The sampling procedure is implemented in c++ with pthread, providing python wrapper, so it would be fast.
$ cd $YOUR_PATH/src
$ mkdir data
First you must install the V6 dataset from https://cn.aminer.org/citation and unzip it into $YOUR_PATH/src/data. The description of the dataset is also shown on the website, which is neccesary to look at.
To compile the code, boost python library is needed. Once you install the library, just make it. Then you will get randpaths.so:
$ make
To train node vector, python library gensim is needed.

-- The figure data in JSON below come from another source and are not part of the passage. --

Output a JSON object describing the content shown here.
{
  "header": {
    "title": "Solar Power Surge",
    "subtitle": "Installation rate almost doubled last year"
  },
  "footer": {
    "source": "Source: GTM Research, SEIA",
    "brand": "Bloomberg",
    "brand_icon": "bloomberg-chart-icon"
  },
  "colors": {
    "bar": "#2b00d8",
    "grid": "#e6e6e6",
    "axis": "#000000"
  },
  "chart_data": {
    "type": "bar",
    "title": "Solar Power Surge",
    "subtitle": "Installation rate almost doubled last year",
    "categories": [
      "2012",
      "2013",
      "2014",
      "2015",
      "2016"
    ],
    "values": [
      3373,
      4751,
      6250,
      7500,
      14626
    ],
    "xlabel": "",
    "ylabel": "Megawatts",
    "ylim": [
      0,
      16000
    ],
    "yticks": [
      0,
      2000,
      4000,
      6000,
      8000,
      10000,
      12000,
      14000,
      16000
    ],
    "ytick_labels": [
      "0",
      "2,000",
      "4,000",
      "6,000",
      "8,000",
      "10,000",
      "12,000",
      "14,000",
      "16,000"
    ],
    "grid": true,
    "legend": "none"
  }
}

And then opne python:
import randpaths
import process
from gensim.models import Word2Vec
To load the dataset from:
dataset = process.loadTxt('data/$DATA_NAME')
To split the dataset according to the tag(e.g. conference, year) :
sections = process.splitDataSet(dataset, tag)
To generate a co-author dataset of two conferences (each author's name was added a prefix: conference_name+'&', to separate the same author from different conferences):
codataset = process.genTwoConfAuthorDataset(dataset, conf1, conf2)
To generate the co-author graph, along with author2index and index2author dict, and save(given the graph name, all graph information will be automatically saved in $YOUR_PATH/src/data):
[node_num, edge_num, author2index, index2author, graph] = process.genCoauthorGraph(codataset)
process.saveCoauthorGraph([node_num, edge_num, author2index, index2author, graph], graph_name)
To produce random paths with c++ implemented parallel bias random path sampling procedure:
paths = randpaths.damn_get_randpaths(saved_graph_name, T, drop_rate, epsilon, thread_num)
paths = [path.split() for path in paths]
To train node vector from co-author dataset (for more details: http://radimrehurek.com/gensim/models/word2vec.html):
node2vec = Word2Vec(paths, size=dimesion, windows=wsize)
To get recall score of identity resolution(total_cnt is the total number of author that appears in two confereces):
recall = process.getIdentityResolutionRecall(node2vec, index2author, total_cnt, topk)